If short video is strategic, Reels/Shorts get oxygen (I can tell you from watching them roll out from the other side they were PUMPED).

Same as the cycles of medium video to long video on YouTube. Why? You can serve more ads in long video.

Know the priority each quarter per platform, and you know what gets extra lift.

Your agency: shape what you see (and what sees you)

If you’re a user:

Train it intentionally. Engage with what you want more of, swipe past what you don’t.

Use tools: Not Interested, keyword filters, unfollow/mute.

Cold-start on a mission: only engage with your ideal niche.

If you’re a founder/startup/creator:

Design for the success signal (completion, shares, replays).

Version for the room (Feed ≠ Explore ≠ Reels).

Ride new formats early - they get bonus reach.

Cluster by theme so the system can recommend you faster (avoid generic topics, design by category/user problem).

Why write this?

People talk about “the algorithm” like it’s magic.
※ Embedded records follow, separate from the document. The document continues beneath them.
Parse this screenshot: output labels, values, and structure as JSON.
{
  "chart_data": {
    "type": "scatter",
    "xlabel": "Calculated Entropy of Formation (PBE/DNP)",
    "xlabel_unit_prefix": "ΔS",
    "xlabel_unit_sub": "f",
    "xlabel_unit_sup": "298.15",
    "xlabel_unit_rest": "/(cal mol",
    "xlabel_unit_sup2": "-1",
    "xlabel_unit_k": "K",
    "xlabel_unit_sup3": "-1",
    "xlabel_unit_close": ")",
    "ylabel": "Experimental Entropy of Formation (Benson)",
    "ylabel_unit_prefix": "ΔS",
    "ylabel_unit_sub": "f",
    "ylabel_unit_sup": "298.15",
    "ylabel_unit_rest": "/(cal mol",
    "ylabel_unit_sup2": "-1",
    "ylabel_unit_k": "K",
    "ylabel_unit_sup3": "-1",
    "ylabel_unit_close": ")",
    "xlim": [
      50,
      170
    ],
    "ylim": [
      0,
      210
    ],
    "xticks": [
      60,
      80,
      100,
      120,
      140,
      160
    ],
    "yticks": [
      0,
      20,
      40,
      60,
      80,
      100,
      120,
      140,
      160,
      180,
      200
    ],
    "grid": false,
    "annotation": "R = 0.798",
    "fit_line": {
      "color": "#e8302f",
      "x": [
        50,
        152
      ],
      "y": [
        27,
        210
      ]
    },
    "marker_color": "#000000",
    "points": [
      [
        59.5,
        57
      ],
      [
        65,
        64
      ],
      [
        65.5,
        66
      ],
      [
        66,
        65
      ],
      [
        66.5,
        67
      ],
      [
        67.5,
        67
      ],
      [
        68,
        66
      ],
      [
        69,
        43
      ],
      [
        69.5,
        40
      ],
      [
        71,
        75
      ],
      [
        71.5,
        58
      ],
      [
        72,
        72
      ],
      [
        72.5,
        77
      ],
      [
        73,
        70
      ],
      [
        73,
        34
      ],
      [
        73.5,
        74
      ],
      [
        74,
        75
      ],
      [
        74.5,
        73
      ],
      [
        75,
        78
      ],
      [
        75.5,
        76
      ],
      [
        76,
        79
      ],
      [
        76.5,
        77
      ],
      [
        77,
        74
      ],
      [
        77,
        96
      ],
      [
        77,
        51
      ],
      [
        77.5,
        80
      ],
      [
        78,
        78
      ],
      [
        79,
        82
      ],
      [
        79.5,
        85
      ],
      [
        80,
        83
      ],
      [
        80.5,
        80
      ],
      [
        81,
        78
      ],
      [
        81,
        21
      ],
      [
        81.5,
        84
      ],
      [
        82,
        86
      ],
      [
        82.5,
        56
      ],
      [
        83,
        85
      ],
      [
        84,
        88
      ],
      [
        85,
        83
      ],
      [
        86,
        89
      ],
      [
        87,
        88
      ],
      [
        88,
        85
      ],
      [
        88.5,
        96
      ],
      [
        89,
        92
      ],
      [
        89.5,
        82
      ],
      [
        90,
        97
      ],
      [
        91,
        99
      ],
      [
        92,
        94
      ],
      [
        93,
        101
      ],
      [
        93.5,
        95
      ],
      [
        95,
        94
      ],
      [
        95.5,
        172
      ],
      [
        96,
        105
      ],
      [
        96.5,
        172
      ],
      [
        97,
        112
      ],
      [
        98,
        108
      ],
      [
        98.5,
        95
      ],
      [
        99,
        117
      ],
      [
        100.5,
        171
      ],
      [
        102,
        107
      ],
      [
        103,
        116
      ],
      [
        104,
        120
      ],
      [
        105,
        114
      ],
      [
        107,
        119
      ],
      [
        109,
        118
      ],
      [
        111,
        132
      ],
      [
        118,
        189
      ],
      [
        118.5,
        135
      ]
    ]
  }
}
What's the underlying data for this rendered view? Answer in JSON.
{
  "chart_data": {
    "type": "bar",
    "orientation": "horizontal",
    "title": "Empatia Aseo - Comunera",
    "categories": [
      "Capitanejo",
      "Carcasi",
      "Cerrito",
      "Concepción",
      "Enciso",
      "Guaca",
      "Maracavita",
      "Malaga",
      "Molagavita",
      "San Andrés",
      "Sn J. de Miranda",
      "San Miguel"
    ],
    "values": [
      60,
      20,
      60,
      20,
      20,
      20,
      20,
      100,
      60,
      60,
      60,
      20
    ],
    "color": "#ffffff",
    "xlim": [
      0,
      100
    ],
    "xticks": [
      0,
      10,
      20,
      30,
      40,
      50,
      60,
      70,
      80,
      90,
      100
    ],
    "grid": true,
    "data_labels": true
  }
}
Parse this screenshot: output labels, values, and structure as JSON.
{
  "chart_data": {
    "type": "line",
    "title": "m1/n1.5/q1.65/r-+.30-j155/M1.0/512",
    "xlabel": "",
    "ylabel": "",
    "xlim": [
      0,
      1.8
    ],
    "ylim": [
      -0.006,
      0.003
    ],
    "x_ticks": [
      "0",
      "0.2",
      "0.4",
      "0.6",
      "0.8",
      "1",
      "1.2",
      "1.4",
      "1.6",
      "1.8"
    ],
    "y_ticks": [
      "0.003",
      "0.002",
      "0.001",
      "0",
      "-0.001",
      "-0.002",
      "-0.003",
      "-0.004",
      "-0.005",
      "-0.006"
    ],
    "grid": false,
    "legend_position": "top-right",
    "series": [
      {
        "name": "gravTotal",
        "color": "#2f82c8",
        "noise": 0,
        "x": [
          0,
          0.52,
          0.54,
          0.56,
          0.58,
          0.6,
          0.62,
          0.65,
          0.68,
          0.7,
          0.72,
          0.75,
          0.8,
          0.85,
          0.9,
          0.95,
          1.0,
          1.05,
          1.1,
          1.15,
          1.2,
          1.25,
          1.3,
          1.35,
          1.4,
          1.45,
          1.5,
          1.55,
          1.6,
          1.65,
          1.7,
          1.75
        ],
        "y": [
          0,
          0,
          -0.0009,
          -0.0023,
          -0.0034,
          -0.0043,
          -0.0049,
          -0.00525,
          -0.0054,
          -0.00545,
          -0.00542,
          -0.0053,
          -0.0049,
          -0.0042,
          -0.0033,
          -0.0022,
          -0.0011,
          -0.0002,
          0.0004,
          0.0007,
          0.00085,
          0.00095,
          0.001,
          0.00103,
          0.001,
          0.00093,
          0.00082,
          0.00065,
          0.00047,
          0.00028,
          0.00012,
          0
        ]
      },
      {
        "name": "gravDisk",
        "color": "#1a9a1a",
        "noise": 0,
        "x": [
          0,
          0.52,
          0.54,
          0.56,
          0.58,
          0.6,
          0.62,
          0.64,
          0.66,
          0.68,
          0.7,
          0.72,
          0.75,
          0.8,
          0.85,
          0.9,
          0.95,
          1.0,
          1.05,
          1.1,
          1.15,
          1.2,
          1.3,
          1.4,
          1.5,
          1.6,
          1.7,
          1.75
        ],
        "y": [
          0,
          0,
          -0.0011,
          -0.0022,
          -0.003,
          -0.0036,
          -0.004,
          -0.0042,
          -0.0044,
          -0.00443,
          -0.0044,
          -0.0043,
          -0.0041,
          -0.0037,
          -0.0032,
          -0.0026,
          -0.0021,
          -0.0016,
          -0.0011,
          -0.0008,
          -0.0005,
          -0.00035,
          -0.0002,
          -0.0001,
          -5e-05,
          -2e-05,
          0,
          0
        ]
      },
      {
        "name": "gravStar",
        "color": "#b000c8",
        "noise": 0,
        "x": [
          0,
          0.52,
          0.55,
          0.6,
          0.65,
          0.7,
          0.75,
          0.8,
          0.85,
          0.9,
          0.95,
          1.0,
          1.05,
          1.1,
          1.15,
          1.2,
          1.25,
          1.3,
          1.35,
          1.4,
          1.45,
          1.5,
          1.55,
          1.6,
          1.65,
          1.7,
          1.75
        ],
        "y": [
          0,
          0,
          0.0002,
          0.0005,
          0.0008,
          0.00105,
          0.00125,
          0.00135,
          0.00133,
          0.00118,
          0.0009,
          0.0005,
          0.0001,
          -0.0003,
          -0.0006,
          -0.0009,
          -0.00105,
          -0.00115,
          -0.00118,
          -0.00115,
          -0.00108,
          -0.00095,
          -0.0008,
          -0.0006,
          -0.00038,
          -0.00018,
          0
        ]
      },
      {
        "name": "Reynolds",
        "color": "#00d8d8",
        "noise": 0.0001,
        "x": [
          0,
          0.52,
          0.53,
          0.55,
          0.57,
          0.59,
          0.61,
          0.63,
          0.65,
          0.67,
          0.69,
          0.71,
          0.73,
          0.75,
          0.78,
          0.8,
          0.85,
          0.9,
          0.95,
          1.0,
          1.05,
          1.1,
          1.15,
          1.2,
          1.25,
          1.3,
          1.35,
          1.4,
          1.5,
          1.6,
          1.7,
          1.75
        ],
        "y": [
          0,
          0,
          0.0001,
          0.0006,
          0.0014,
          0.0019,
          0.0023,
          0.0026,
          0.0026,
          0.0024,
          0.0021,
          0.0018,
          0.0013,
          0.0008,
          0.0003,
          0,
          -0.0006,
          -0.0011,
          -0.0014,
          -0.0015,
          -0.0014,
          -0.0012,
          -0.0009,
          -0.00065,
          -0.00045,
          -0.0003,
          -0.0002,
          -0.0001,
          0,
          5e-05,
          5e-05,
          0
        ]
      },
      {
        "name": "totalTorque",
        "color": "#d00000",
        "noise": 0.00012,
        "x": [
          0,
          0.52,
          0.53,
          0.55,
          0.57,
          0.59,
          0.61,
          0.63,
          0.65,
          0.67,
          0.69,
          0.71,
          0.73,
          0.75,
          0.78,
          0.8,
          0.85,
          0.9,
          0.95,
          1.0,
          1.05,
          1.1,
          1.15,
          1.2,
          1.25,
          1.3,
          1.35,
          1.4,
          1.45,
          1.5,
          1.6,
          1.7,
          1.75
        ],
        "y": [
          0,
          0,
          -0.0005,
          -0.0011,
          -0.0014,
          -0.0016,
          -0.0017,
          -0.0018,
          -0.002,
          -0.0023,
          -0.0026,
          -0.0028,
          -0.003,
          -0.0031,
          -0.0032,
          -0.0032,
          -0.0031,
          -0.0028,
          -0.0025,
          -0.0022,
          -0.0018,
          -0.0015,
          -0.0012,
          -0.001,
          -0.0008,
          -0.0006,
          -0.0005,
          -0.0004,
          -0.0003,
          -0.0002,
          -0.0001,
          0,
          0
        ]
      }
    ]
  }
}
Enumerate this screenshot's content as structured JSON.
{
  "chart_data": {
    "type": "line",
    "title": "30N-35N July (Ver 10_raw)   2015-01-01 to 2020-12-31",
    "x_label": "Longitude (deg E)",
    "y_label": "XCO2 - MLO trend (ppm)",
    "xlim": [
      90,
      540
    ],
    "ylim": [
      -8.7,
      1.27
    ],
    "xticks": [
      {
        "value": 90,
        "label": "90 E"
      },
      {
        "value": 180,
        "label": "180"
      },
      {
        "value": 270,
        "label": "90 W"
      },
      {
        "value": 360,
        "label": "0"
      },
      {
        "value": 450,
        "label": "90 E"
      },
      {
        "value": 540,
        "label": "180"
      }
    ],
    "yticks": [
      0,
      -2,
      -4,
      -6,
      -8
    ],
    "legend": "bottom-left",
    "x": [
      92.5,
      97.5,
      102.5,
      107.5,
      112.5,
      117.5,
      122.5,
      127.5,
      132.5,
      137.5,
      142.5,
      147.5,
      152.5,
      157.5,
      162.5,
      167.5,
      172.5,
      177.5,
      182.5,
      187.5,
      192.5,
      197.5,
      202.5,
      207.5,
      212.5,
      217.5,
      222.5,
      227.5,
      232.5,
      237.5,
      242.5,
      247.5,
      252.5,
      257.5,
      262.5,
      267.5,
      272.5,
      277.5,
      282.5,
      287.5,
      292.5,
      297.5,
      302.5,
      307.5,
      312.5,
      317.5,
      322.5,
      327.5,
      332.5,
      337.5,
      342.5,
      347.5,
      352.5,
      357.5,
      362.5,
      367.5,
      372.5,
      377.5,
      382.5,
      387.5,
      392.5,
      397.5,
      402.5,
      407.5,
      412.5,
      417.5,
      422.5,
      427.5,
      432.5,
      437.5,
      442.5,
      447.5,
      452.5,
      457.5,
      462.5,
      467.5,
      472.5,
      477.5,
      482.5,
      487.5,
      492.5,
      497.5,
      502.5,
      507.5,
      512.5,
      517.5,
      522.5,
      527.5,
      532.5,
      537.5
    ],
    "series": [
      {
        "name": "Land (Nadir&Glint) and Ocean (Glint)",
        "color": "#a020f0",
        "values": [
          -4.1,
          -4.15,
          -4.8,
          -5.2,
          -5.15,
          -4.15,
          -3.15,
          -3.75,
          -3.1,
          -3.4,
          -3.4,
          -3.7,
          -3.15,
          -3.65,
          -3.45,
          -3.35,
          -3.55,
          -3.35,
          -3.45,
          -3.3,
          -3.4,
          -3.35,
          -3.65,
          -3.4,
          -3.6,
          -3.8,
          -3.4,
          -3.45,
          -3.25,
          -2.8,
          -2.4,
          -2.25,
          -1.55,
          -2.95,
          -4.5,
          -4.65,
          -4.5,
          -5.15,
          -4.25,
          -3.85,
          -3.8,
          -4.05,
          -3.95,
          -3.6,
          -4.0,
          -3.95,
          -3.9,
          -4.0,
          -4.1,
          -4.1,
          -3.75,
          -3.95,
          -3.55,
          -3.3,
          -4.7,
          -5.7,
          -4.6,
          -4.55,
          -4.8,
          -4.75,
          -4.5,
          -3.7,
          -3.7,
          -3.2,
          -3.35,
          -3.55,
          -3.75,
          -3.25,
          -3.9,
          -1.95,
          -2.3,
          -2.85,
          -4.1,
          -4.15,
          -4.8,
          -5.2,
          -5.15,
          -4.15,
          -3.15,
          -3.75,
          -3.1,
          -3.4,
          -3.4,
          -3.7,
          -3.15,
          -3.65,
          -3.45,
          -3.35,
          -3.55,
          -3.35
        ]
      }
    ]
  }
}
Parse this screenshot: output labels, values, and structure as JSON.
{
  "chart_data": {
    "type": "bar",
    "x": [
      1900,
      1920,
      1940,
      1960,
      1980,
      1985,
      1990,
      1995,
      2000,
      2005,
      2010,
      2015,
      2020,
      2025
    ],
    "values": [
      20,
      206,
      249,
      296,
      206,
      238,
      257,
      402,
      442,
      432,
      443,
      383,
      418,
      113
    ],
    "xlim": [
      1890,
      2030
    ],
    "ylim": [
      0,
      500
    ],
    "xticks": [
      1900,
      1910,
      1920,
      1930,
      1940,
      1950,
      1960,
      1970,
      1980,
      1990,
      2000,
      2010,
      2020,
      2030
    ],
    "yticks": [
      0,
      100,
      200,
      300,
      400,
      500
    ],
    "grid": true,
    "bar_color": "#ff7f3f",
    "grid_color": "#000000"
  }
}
It’s not. It’s just a machine with a job to do. Same as AI, really.

Understand the job, and you get agency back - whether that’s protecting your attention, or finding growth as a brand, creator, or startup.

I love connecting people, it's been my entire career and now the mission with Meet-Ting. If you’ve read this far, thank the algorithm for bringing you here - and thank you for choosing to spend your attention with me, when you could have spent it anywhere else!